What is a guitar pickup?

What is a guitar pickup?

A guitar pickup is one of those little rectangular things on the body of an electric guitar, directly under the strings. It will either be covered in a metal case, or in a plastic bobbin with some metal pole pieces or a bar magnet exposed.

What does it do?

A pickup is what makes an electric guitar electric. It takes the physical vibration of the string and turns it into an electric signal. With this key component, your amplifier and any effects you use then have a signal to shape and amplify.

Most electric guitars use magnetic guitar pickups. They consist of either a single magnet, or a magnet for each strings, each with thousands of turns of fine wire wrapped around it. When the strings are played, the vibration in the strings produce a corresponding vibration in the magnet’s magnetic field, which then induces a vibrating current in the coiled wires.

guitar-pickup-types

Guitar Pickup Types

Single coil pickups

The first type of pickups were single coil pickups, which as the name suggests consists of a single coil for each string.

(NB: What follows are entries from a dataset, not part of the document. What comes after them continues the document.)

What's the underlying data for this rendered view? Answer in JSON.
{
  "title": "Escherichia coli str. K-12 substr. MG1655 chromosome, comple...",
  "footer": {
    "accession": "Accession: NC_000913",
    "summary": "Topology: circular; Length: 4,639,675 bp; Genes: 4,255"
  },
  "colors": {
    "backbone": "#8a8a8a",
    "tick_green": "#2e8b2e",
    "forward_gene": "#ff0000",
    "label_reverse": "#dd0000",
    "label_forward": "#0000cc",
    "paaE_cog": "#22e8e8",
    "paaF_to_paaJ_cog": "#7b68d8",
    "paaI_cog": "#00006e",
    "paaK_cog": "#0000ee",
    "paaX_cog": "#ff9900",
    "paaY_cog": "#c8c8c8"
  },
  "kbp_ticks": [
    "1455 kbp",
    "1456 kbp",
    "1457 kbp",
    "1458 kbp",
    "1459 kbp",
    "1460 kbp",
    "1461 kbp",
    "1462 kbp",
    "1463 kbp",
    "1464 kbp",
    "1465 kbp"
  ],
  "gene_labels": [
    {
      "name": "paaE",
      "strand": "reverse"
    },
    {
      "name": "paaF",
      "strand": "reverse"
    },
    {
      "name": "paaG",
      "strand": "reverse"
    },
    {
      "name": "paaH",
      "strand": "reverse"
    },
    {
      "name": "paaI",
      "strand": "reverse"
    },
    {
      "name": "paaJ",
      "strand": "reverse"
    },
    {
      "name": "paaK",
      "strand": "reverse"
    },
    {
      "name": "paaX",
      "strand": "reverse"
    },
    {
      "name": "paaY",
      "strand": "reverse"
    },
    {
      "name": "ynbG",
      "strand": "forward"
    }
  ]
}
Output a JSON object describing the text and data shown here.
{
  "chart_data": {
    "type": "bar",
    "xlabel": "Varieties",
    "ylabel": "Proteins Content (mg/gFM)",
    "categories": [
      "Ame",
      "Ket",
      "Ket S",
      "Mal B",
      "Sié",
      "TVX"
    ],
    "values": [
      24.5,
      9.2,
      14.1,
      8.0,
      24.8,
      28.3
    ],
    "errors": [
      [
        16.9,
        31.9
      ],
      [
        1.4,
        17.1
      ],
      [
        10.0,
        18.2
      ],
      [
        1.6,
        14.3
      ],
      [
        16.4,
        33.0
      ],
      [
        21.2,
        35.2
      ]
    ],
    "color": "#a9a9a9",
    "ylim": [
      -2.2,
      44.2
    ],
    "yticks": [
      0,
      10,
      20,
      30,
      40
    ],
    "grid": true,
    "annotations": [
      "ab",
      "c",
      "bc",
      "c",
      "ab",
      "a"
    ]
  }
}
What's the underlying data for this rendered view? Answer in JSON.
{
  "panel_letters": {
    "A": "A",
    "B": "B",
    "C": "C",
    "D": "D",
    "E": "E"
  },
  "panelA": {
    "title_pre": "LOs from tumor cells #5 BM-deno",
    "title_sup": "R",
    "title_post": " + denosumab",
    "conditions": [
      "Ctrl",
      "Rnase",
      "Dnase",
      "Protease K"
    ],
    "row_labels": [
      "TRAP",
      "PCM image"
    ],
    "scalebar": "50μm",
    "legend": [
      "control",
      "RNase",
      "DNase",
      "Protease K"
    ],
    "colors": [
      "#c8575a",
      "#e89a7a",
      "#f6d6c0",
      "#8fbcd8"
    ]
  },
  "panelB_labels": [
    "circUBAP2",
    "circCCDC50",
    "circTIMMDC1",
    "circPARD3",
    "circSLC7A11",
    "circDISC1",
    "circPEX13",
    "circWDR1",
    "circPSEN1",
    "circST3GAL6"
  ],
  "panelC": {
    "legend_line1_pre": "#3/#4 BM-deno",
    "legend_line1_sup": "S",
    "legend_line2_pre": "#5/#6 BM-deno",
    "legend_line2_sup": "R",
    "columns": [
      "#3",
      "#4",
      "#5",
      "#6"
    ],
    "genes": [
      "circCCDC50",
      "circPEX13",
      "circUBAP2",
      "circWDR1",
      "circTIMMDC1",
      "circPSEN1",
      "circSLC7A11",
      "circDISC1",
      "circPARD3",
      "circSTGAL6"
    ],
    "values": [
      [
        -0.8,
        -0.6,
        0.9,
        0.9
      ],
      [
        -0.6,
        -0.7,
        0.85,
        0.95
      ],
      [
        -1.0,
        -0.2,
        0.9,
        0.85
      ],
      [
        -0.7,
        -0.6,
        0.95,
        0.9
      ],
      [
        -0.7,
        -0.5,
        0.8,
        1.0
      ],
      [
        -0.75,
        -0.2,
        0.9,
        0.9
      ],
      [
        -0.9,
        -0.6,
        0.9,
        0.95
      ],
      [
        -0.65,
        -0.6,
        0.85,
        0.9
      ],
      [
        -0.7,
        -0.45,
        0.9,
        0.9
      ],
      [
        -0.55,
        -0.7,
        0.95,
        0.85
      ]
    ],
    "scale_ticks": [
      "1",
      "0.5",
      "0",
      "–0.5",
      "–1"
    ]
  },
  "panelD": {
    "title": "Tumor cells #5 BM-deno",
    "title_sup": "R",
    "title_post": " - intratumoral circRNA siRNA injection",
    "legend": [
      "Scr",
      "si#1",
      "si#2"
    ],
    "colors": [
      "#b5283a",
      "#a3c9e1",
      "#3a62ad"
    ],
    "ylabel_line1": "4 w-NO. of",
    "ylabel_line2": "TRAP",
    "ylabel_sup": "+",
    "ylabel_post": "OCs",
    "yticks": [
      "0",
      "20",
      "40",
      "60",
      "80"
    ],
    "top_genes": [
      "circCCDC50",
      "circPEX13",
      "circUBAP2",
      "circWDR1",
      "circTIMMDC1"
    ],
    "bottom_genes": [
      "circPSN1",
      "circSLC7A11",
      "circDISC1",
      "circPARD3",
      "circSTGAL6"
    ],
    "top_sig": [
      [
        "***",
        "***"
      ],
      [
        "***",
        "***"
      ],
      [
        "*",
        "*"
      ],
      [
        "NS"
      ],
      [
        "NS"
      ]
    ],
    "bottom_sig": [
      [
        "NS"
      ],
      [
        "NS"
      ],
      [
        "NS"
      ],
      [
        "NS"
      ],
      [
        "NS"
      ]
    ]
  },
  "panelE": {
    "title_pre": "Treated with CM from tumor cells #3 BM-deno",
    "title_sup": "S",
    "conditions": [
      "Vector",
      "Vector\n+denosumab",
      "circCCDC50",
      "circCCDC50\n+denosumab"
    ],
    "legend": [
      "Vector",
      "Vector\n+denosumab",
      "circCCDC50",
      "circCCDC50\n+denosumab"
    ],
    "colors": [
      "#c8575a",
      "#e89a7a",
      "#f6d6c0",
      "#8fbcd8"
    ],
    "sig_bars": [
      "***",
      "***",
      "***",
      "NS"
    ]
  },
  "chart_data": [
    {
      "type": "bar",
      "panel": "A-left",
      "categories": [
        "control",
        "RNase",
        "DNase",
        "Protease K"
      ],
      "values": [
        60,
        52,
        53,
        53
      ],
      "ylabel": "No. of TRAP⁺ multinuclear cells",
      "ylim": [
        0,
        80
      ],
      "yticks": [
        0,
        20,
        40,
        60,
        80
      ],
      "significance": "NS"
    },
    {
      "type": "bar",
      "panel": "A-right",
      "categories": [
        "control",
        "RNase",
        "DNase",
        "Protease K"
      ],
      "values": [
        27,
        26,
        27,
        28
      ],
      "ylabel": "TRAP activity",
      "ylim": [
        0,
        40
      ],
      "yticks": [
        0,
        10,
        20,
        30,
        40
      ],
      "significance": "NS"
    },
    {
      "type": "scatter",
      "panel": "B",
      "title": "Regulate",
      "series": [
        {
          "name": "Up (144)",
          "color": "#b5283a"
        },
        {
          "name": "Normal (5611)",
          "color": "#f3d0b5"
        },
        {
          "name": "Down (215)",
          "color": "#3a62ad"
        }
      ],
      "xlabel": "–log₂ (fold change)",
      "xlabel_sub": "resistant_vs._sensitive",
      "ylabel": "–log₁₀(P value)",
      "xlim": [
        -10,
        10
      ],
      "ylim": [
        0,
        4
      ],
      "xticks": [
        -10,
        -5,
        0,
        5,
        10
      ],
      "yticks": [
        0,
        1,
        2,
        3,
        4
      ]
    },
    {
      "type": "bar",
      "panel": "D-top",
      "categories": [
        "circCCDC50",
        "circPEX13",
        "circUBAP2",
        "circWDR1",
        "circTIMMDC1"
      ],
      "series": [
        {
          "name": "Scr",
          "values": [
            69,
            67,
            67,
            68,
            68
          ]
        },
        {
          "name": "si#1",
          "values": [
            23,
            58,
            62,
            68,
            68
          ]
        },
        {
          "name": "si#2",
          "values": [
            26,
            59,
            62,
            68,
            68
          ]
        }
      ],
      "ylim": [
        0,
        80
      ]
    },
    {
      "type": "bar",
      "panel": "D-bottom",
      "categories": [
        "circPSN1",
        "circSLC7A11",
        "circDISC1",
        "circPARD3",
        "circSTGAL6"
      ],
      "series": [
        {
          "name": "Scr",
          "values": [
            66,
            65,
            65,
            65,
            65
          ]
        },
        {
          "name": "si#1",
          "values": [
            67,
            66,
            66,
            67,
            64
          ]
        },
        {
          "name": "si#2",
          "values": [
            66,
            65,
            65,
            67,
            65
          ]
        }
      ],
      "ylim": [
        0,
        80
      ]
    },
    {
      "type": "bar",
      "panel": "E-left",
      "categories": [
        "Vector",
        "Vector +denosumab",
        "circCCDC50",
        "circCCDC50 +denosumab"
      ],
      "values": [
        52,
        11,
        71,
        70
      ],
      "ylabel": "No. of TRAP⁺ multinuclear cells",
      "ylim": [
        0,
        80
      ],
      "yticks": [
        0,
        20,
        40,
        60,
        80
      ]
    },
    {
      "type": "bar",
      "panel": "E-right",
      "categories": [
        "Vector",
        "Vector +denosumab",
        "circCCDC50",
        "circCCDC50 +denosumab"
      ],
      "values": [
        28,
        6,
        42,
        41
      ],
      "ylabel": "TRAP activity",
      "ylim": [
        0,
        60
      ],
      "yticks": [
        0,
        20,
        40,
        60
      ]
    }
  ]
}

These have a very clear bell-like tone, but are prone to noise and interference, because as well as picking up the change in the magnetic field from a moving string, they will pick up a change in the magnetic field from mains power, strong lights and so on.

This noise was not a big concern for many early guitarists, as their non-master volume amplifiers would produce a mostly clean tone, with the volume level of the noise being well below that of the sound of the strings being played.

With the advent of high gain amplifiers, overdrive, distortion, fuzz and compression pedals, the noise of single coil pickups became a much greater problem, as all of these things often made the noise much louder relative to the sound of the guitar being played.

Single coil pickups remain popular today with a lot of guitarists who either use a mostly clean tone, or who just don’t mind the hum.

Humbuckers

To get around the noise problem of single coil pickups, Seth Lover of the Gibson guitar company wired two pickups with reversed magnetic polarity electrically out of phase with each other.

This caused the noise hitting the coils to be cancelled out, while the signal induce by the vibration of the strings were added together.

These pickups were called Humbuckers, because they “buck the hum”.

They are useful for players who use a lot of overdrive, or those who need their guitar to be silent during quiet sections of music. Humbuckers typically have a darker, raunchier sound than single coil pickups.

Active and passive pickups

Guitar pickups are typically passive – that is, they don’t require any power source, beyond the vibration of the strings.

These guitar pickups provide a raw but consistent and punchy sound, with the extreme highs and lows somewhat attenuated.

Some guitar pickups use 1 or 2 9 volt batteries to amplify the signal, and provide a much lower impedance signal to the amplifier.

This makes for a much more full range, “hi-fi” sort of sound. Active pickups tend to be unpopular on guitar, but are much more common on bass guitar.

Non-magnetic pickups

Some electric guitars have a Piezoelectronic pickup, often just called a piezo. These pickups are mounted on the bridge.

Piezo pickups are much more commonly found on acoustic guitar, and when on electrics they generally are found as an addition to regular magnetic pickups, rather than as a replacement for them.

Piezo pickups produce a sound similar to a steel string acoustic guitar, which makes them useful in live performance when an electric guitar player needs to play an acoustic part for a short section of a song.

By switching to the piezo system, the guitarist can play the acoustic part without having to change guitars, and can then change back just as easily.

Piezo pickups are designed to be attached to a full-range system, such as a PA, rather than a regular guitar amp.

There is another type of pickup known as an optical pickup, that works by sensing the effect on a light beam by the vibration of a string. It is not in common use.

Pickup positions

Guitar-Pickup-Positions

Guitar Pickup Positions

Some guitars have only one pickup, but more commonly they will have 2 or 3.

The pickup closest to the bridge is known as the bridge pickup, while the one closest to the neck is called the neck pickup.

On a 3 pickup guitar, the one in the middle is known as the middle pickup. Pretty easy huh? 

The position of the pickup has a big effect on the tone it produces. The bridge pickup will sound brighter and edgier, while the neck pickup is darker and more mellow. 

The middle pickup will have a sound in between the two. Many guitars will have different types of pickups in each position, further changing the sound of each position.